Examples of Key Figures and Companies Mentioned

  • Salesforce: 2018 Fortune’s 100 Best Companies to Work For — top position; strong culture; 56 hours/year volunteer program.
  • Harley-Davidson: Softail line with lighter weight and improved handling (up to 35 pounds lighter; stronger, stiffer frames).
  • BMW Infinity and Buick: customer satisfaction rankings (Infinity top in luxury dealer service, Buick in mass market).
  • CBS: top of Fortune’s 2018 list of World’s Most Admired Companies; multiple community initiatives and opioid management programs.
  • Nordstrom: 116-year-old company using millennial-focused initiatives (pop-up shops, shop-in-shops, Nike concept shops).
  • American Apparel: faced bankruptcy amid fast fashion competition (Zara, H&M) due to failure to respond to evolving fashion trends.
  • Ritz-Carlton: 12 service values guidelines to empower employee problem-solving and memorable guest experiences.
  • Aetna: CXPIE improvement through organizational change (centralization of customer service).
  • Instacart, Grubhub, Uber/Uber Eats: examples of on-demand services changing consumer expectations.
  • Shake Shack: premium pricing with high-value, ethically sourced ingredients and transparent sourcing.
  • Patagonia, American Express, IKEA: mission statements reflecting market orientation and values-based branding.
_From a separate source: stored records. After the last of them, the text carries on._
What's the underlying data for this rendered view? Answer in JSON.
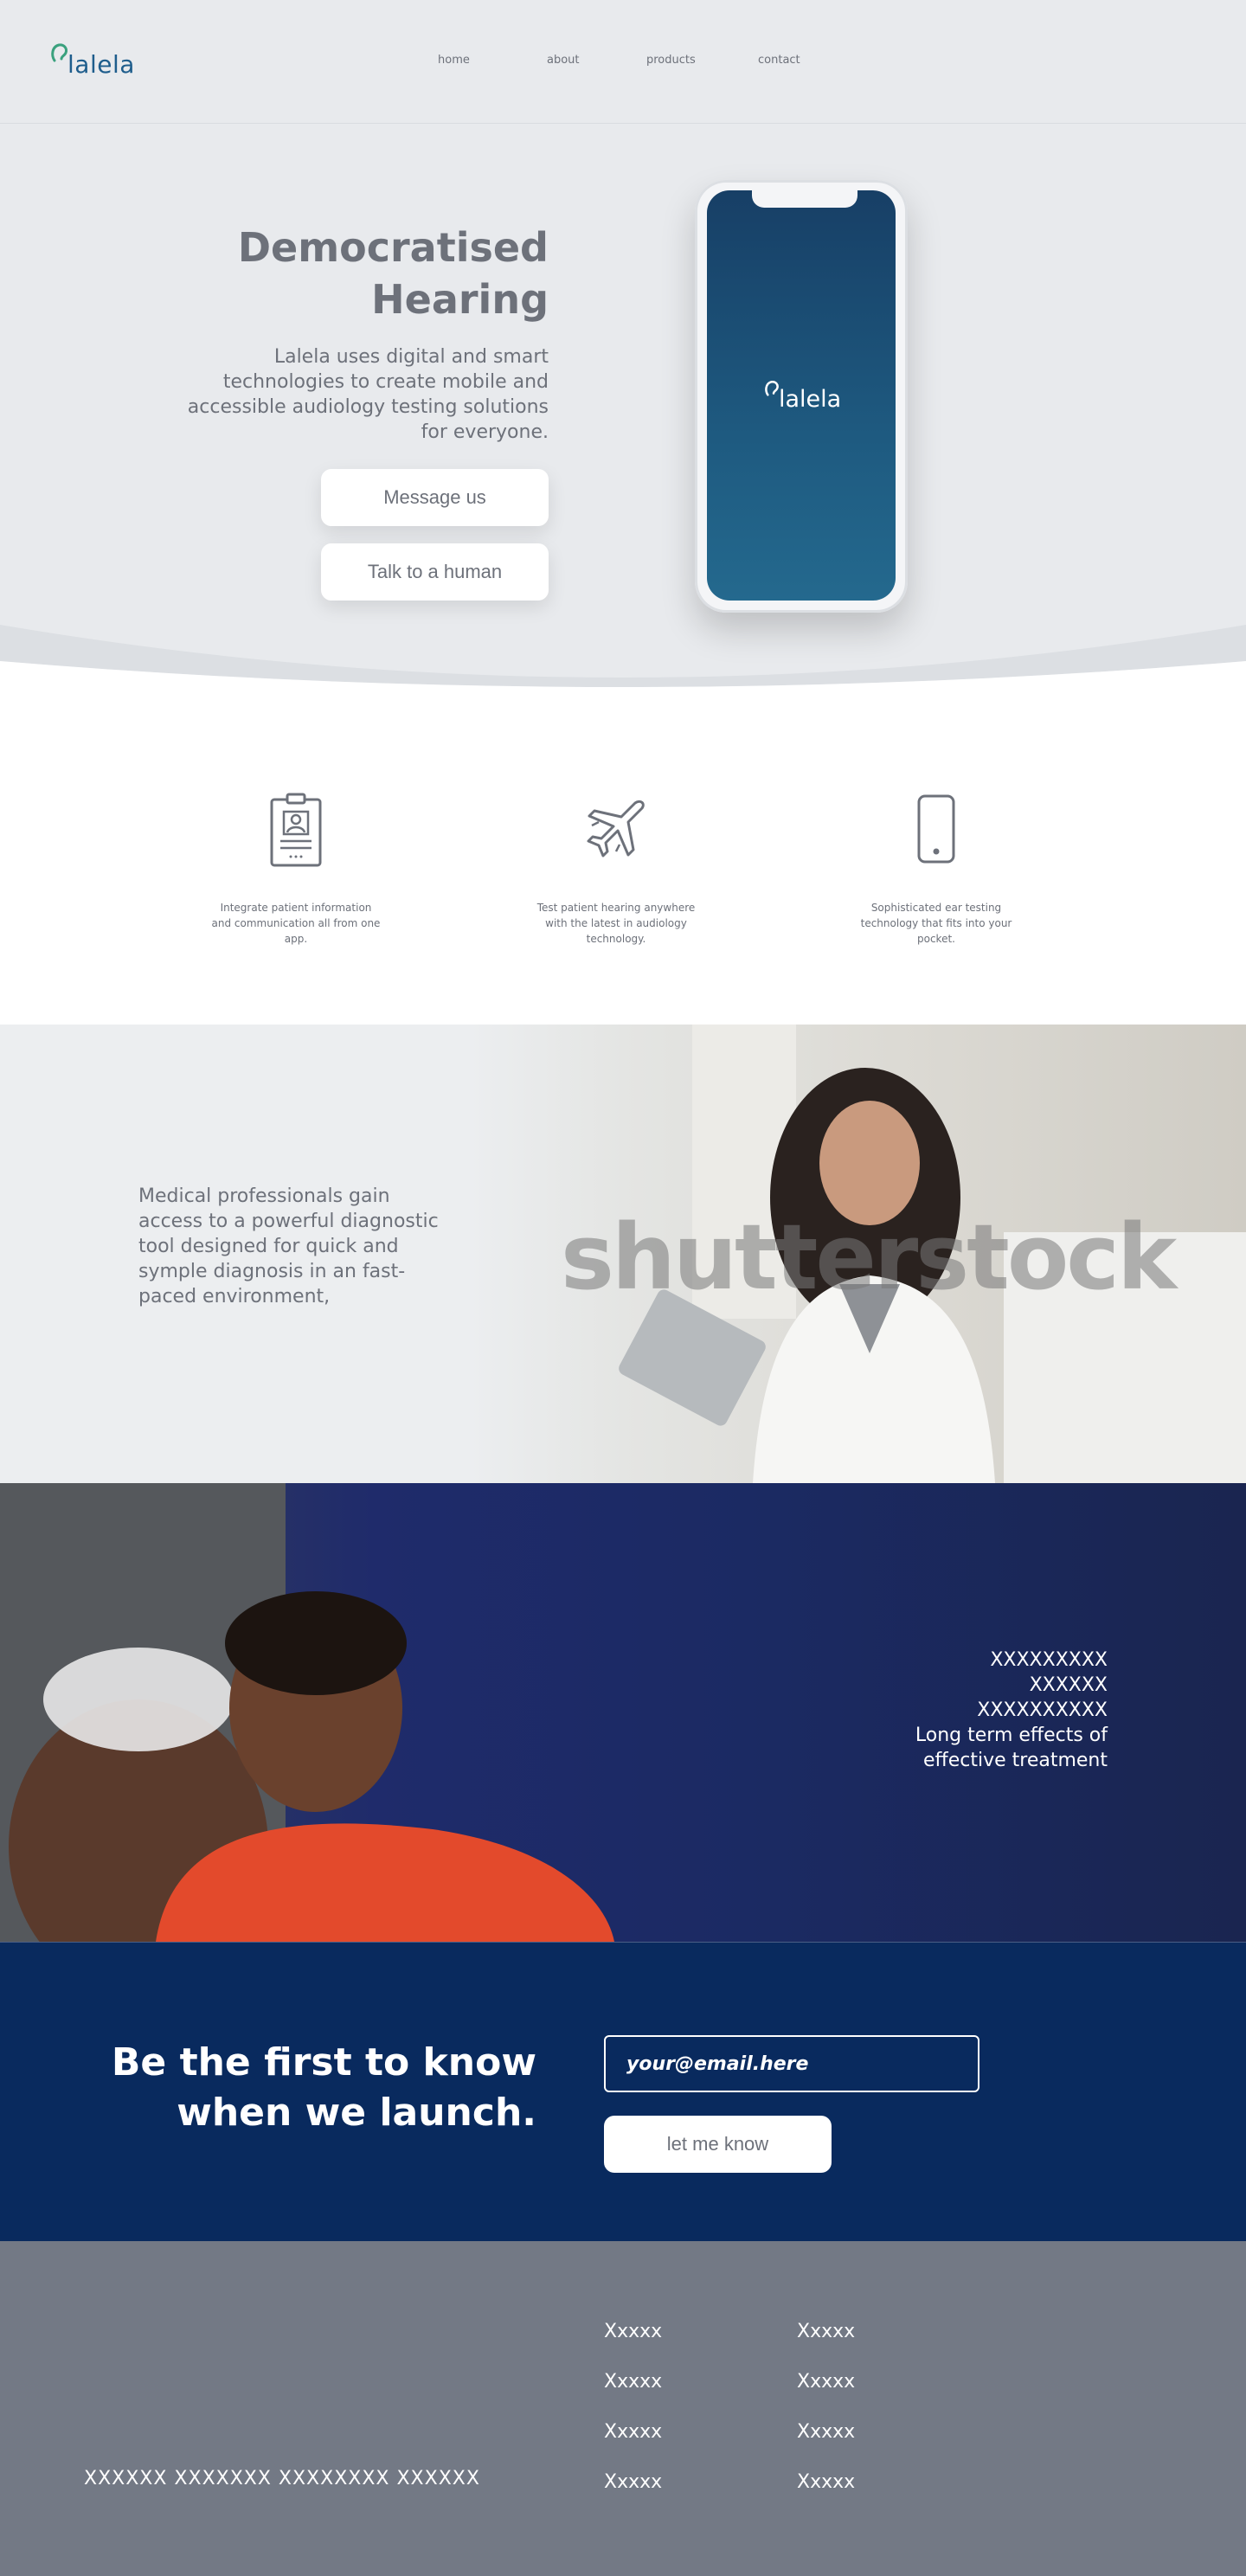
{
  "nav": {
    "logo_text": "lalela",
    "links": [
      "home",
      "about",
      "products",
      "contact"
    ]
  },
  "hero": {
    "title_line1": "Democratised",
    "title_line2": "Hearing",
    "description": "Lalela uses digital and smart technologies to create mobile and accessible audiology testing solutions for everyone.",
    "btn_message": "Message us",
    "btn_talk": "Talk to a human",
    "phone_logo_text": "lalela"
  },
  "features": [
    {
      "icon": "id-badge-icon",
      "text": "Integrate patient information and communication all from one app."
    },
    {
      "icon": "airplane-icon",
      "text": "Test patient hearing anywhere with the latest in audiology technology."
    },
    {
      "icon": "smartphone-icon",
      "text": "Sophisticated ear testing technology that fits into your pocket."
    }
  ],
  "doctor": {
    "text": "Medical professionals gain access to a powerful diagnostic tool designed for quick and symple diagnosis in an fast-paced environment,",
    "watermark": "shutterstock"
  },
  "family": {
    "lines": [
      "XXXXXXXXX",
      "XXXXXX",
      "XXXXXXXXXX",
      "Long term  effects of",
      "effective treatment"
    ]
  },
  "launch": {
    "title_line1": "Be the first to know",
    "title_line2": "when we launch.",
    "email_placeholder": "your@email.here",
    "btn_label": "let me know"
  },
  "footer": {
    "tagline": "XXXXXX XXXXXXX XXXXXXXX XXXXXX",
    "col1": [
      "Xxxxx",
      "Xxxxx",
      "Xxxxx",
      "Xxxxx"
    ],
    "col2": [
      "Xxxxx",
      "Xxxxx",
      "Xxxxx",
      "Xxxxx"
    ]
  },
  "colors": {
    "brand_blue": "#1e5d8c",
    "brand_green": "#3aa17e",
    "navy": "#092a5e",
    "footer_gray": "#737985",
    "text_gray": "#6d717a"
  }
}
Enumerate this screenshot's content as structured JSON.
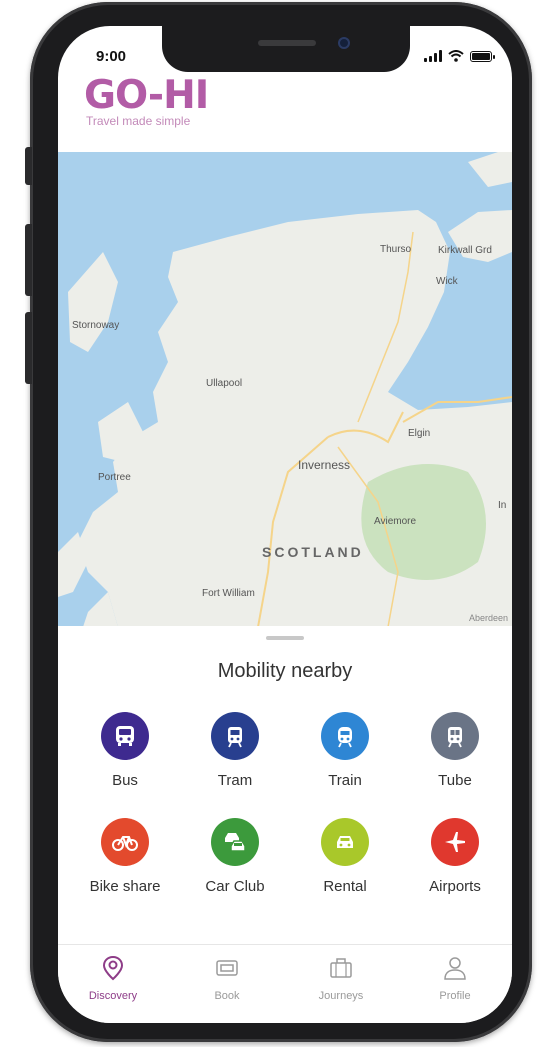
{
  "status_bar": {
    "time": "9:00"
  },
  "brand": {
    "logo_text": "GO-HI",
    "tagline": "Travel made simple",
    "accent": "#8e3d88"
  },
  "map": {
    "places": [
      "Thurso",
      "Kirkwall Grd",
      "Wick",
      "Stornoway",
      "Ullapool",
      "Elgin",
      "Inverness",
      "Portree",
      "Aviemore",
      "SCOTLAND",
      "Fort William",
      "In",
      "Aberdeen"
    ]
  },
  "mobility": {
    "title": "Mobility nearby",
    "modes": [
      {
        "label": "Bus",
        "icon": "bus-icon",
        "color": "#3e2a8f"
      },
      {
        "label": "Tram",
        "icon": "tram-icon",
        "color": "#283f8f"
      },
      {
        "label": "Train",
        "icon": "train-icon",
        "color": "#2e86d4"
      },
      {
        "label": "Tube",
        "icon": "tube-icon",
        "color": "#6a7486"
      },
      {
        "label": "Bike share",
        "icon": "bike-icon",
        "color": "#e34a2d"
      },
      {
        "label": "Car Club",
        "icon": "car-club-icon",
        "color": "#3c9a3c"
      },
      {
        "label": "Rental",
        "icon": "rental-car-icon",
        "color": "#a9c82a"
      },
      {
        "label": "Airports",
        "icon": "plane-icon",
        "color": "#e0382e"
      }
    ]
  },
  "tabbar": {
    "items": [
      {
        "label": "Discovery",
        "icon": "location-search-icon",
        "active": true
      },
      {
        "label": "Book",
        "icon": "ticket-icon",
        "active": false
      },
      {
        "label": "Journeys",
        "icon": "briefcase-icon",
        "active": false
      },
      {
        "label": "Profile",
        "icon": "user-icon",
        "active": false
      }
    ]
  }
}
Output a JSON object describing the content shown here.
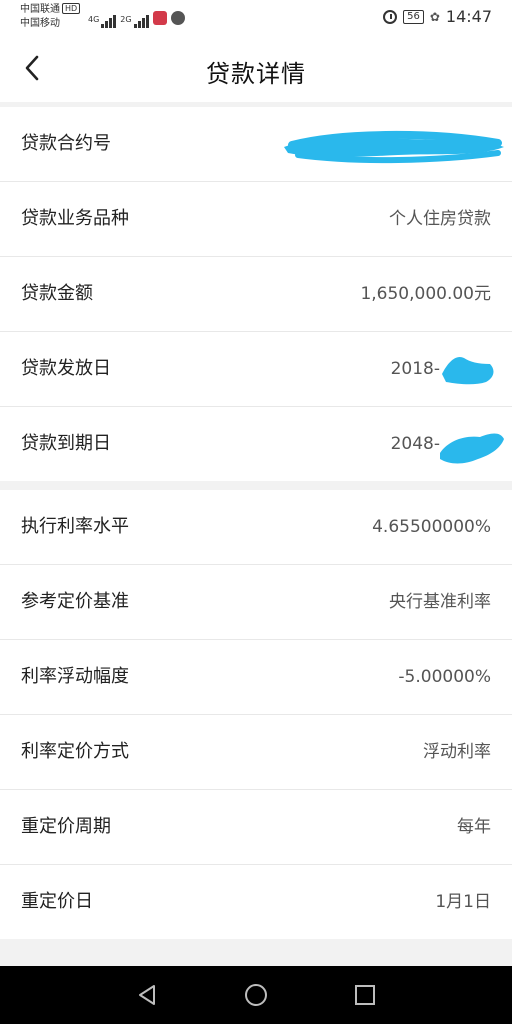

Quick Reference: Five Conditions of Exchange

  • At least two parties
  • Each party has something of value to the other
  • Each party is capable of communication and delivery
  • Each party is free to accept or reject
  • Each party believes it is appropriate or desirable to deal with the other

Note

  • The transcript emphasizes that marketing is organizationally cross-functional, customer-centric, and increasingly data-driven, with a strong emphasis on long-term value creation and societal considerations. The ultimate takeaway is that marketing is not just promotion or sales—it is a holistic, value-driven philosophy and set of processes that guide how a company understands, engages with, and delivers superior experiences to customers and other stakeholders across all touchpoints.